MeasureDevelopment andValidation
Based on literature review,2,19,20,21 existing EHR evaluation tools, malpractice insurers’ recommendations, and best practices for writing clinical notes, we developed the Assessing the Assessment (ATA) tool to examine the quality of documented diagnostic assessments (Table 1). The tool was aimed at understanding current documentation practices and developing guidelines for optimizing notes’ diagnostic assessments including their organization, content, and readability. It examined a series of diagnostic assessment elements (e.g., addressing chief concern, differential diagnosis, uncertainty, red flags, time frames, contingencies), in addition to evaluating pejorative language, note organization/succinctness, and readability level for clinicians and patients. Although in our past work we have developed a tool to assess errors in history-taking and physical examining shortcomings,22,23 here we primarily focused on the recorded diagnostic assessments, given that they are the most tangible representation of the clinician’s diagnostic thinking and decision-making.24
We examined components of the tool’s construct validity, including valid content, response process, internal structure, relations to other variables, and consequences.25 Our analysis showed that we reached good content validity given the sources for the items, response process was straightforward and confirmed by experts in the field, and by a scoring process being carefully documented, with all raters keeping track of their comments and questions, internal consistency/reliability was satisfactory with a reasonable Cronbach’s alpha for internal consistency and kappa for inter-rater reliability (see below), and consequence validity showing favorable ability to categorize charts for diagnostic quality. We could not assess relationship to other variables (external validity), since the ATA is a unique and novel instrument.
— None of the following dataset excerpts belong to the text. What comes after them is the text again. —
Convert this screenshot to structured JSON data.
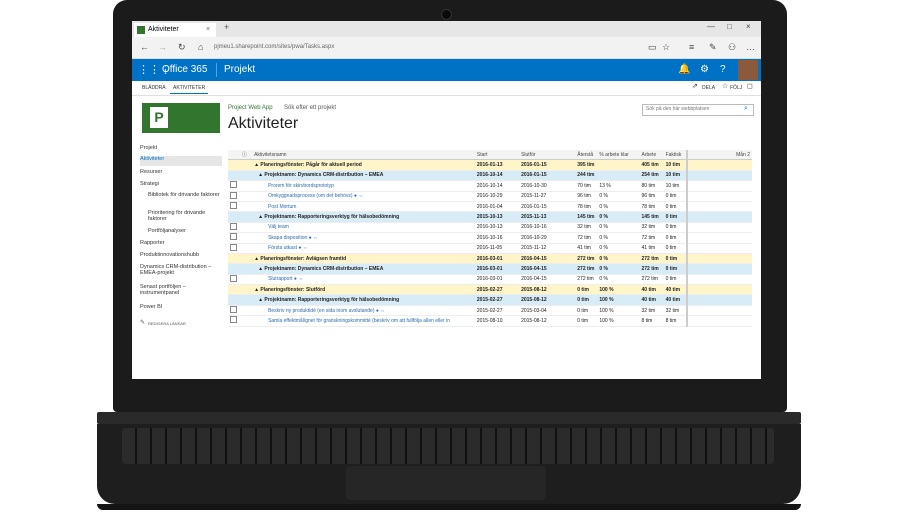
{
  "browser": {
    "tab_title": "Aktiviteter",
    "url": "pjmeu1.sharepoint.com/sites/pwa/Tasks.aspx",
    "back": "←",
    "forward": "→",
    "reload": "↻",
    "new_tab": "+"
  },
  "suite": {
    "app_name": "Office 365",
    "product": "Projekt"
  },
  "ribbon": {
    "tab1": "BLÄDDRA",
    "tab2": "AKTIVITETER",
    "share": "DELA",
    "follow": "FÖLJ"
  },
  "header": {
    "breadcrumb": "Project Web App",
    "search_project": "Sök efter ett projekt",
    "search_placeholder": "Sök på den här webbplatsen",
    "title": "Aktiviteter"
  },
  "nav": {
    "items": [
      "Projekt",
      "Aktiviteter",
      "Resurser",
      "Strategi",
      "Bibliotek för drivande faktorer",
      "Prioritering för drivande faktorer",
      "Portföljanalyser",
      "Rapporter",
      "Produktinnovationshubb",
      "Dynamics CRM-distribution – EMEA-projekt",
      "Senast portföljen – instrumentpanel",
      "Power BI"
    ],
    "edit_links": "REDIGERA LÄNKAR"
  },
  "table": {
    "headers": [
      "Aktivitetsnamn",
      "Start",
      "Slutför",
      "Återstå",
      "% arbete klar",
      "Arbete",
      "Faktisk",
      "Mån 2"
    ],
    "rows": [
      {
        "kind": "y",
        "cb": false,
        "name": "▲ Planeringsfönster: Pågår för aktuell period",
        "start": "2016-01-13",
        "finish": "2016-01-15",
        "rem": "395 tim",
        "pct": "",
        "work": "405 tim",
        "act": "10 tim"
      },
      {
        "kind": "b",
        "cb": false,
        "name": "▲ Projektnamn: Dynamics CRM-distribution – EMEA",
        "start": "2016-10-14",
        "finish": "2016-01-15",
        "rem": "244 tim",
        "pct": "",
        "work": "254 tim",
        "act": "10 tim"
      },
      {
        "kind": "l",
        "cb": true,
        "name": "Prorem för skirvbordsprototyp",
        "start": "2016-10-14",
        "finish": "2016-10-30",
        "rem": "70 tim",
        "pct": "13 %",
        "work": "80 tim",
        "act": "10 tim"
      },
      {
        "kind": "l",
        "cb": true,
        "name": "Omkyggnadsprocess (om det behövs) ● ⇔",
        "start": "2016-10-29",
        "finish": "2015-11-27",
        "rem": "96 tim",
        "pct": "0 %",
        "work": "96 tim",
        "act": "0 tim"
      },
      {
        "kind": "l",
        "cb": true,
        "name": "Post Mortum",
        "start": "2016-01-04",
        "finish": "2016-01-15",
        "rem": "78 tim",
        "pct": "0 %",
        "work": "78 tim",
        "act": "0 tim"
      },
      {
        "kind": "b",
        "cb": false,
        "name": "▲ Projektnamn: Rapporteringsverktyg för hälsobedömning",
        "start": "2015-10-13",
        "finish": "2015-11-13",
        "rem": "145 tim",
        "pct": "0 %",
        "work": "145 tim",
        "act": "0 tim"
      },
      {
        "kind": "l",
        "cb": true,
        "name": "Välj team",
        "start": "2016-10-13",
        "finish": "2016-10-16",
        "rem": "32 tim",
        "pct": "0 %",
        "work": "32 tim",
        "act": "0 tim"
      },
      {
        "kind": "l",
        "cb": true,
        "name": "Skapa disposition ● ⇔",
        "start": "2016-10-16",
        "finish": "2016-10-29",
        "rem": "72 tim",
        "pct": "0 %",
        "work": "72 tim",
        "act": "0 tim"
      },
      {
        "kind": "l",
        "cb": true,
        "name": "Första utkast ● ⇔",
        "start": "2016-11-05",
        "finish": "2015-11-12",
        "rem": "41 tim",
        "pct": "0 %",
        "work": "41 tim",
        "act": "0 tim"
      },
      {
        "kind": "y",
        "cb": false,
        "name": "▲ Planeringsfönster: Avlägsen framtid",
        "start": "2016-03-01",
        "finish": "2016-04-15",
        "rem": "272 tim",
        "pct": "0 %",
        "work": "272 tim",
        "act": "0 tim"
      },
      {
        "kind": "b",
        "cb": false,
        "name": "▲ Projektnamn: Dynamics CRM-distribution – EMEA",
        "start": "2016-03-01",
        "finish": "2016-04-15",
        "rem": "272 tim",
        "pct": "0 %",
        "work": "272 tim",
        "act": "0 tim"
      },
      {
        "kind": "l",
        "cb": true,
        "name": "Slutrapport ● ⇔",
        "start": "2016-03-01",
        "finish": "2016-04-15",
        "rem": "272 tim",
        "pct": "0 %",
        "work": "272 tim",
        "act": "0 tim"
      },
      {
        "kind": "y",
        "cb": false,
        "name": "▲ Planeringsfönster: Slutförd",
        "start": "2015-02-27",
        "finish": "2015-08-12",
        "rem": "0 tim",
        "pct": "100 %",
        "work": "40 tim",
        "act": "40 tim"
      },
      {
        "kind": "b",
        "cb": false,
        "name": "▲ Projektnamn: Rapporteringsverktyg för hälsobedömning",
        "start": "2015-02-27",
        "finish": "2015-08-12",
        "rem": "0 tim",
        "pct": "100 %",
        "work": "40 tim",
        "act": "40 tim"
      },
      {
        "kind": "l",
        "cb": true,
        "name": "Beskriv ny produktidé (en sida inom avslutande) ● ⇔",
        "start": "2015-02-27",
        "finish": "2015-03-04",
        "rem": "0 tim",
        "pct": "100 %",
        "work": "32 tim",
        "act": "32 tim"
      },
      {
        "kind": "l",
        "cb": true,
        "name": "Samla effektmål/gnet för granskningskommitté (beskriv om att fullfölja allen eller in",
        "start": "2015-08-10",
        "finish": "2015-08-12",
        "rem": "0 tim",
        "pct": "100 %",
        "work": "8 tim",
        "act": "8 tim"
      }
    ]
  },
  "colors": {
    "suite_blue": "#0072c6",
    "project_green": "#31752f",
    "summary_yellow": "#fff5c8",
    "project_blue": "#d8ecf8"
  }
}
The study was approved by the Institutional Review Board as a medical records study.
Analysis
Data were analyzed using content analysis26,27 to assess the diagnostic quality of 100 charts by applying the key concepts of the ATA tool, which contained 4 sections (Diagnostic assessment, Follow-up plan, Situational awareness, and General subjective assessment), each with several sub-items. We iteratively refined the tool based on the pilot reviews including adding several new sub-items to diagnostic domains (e.g., readability for the patient and clinician and utilization of inappropriate copy/paste and templating). Based on team discussions during the first stage of the study, we refined operational definitions for each of the items and scores. For example, we operationally defined our patient readability item examining for the presence (or absence) of medical jargon or abbreviations the patient might not understand, coherence of the prose, conformance to 8th-grade reading level, and general formatting.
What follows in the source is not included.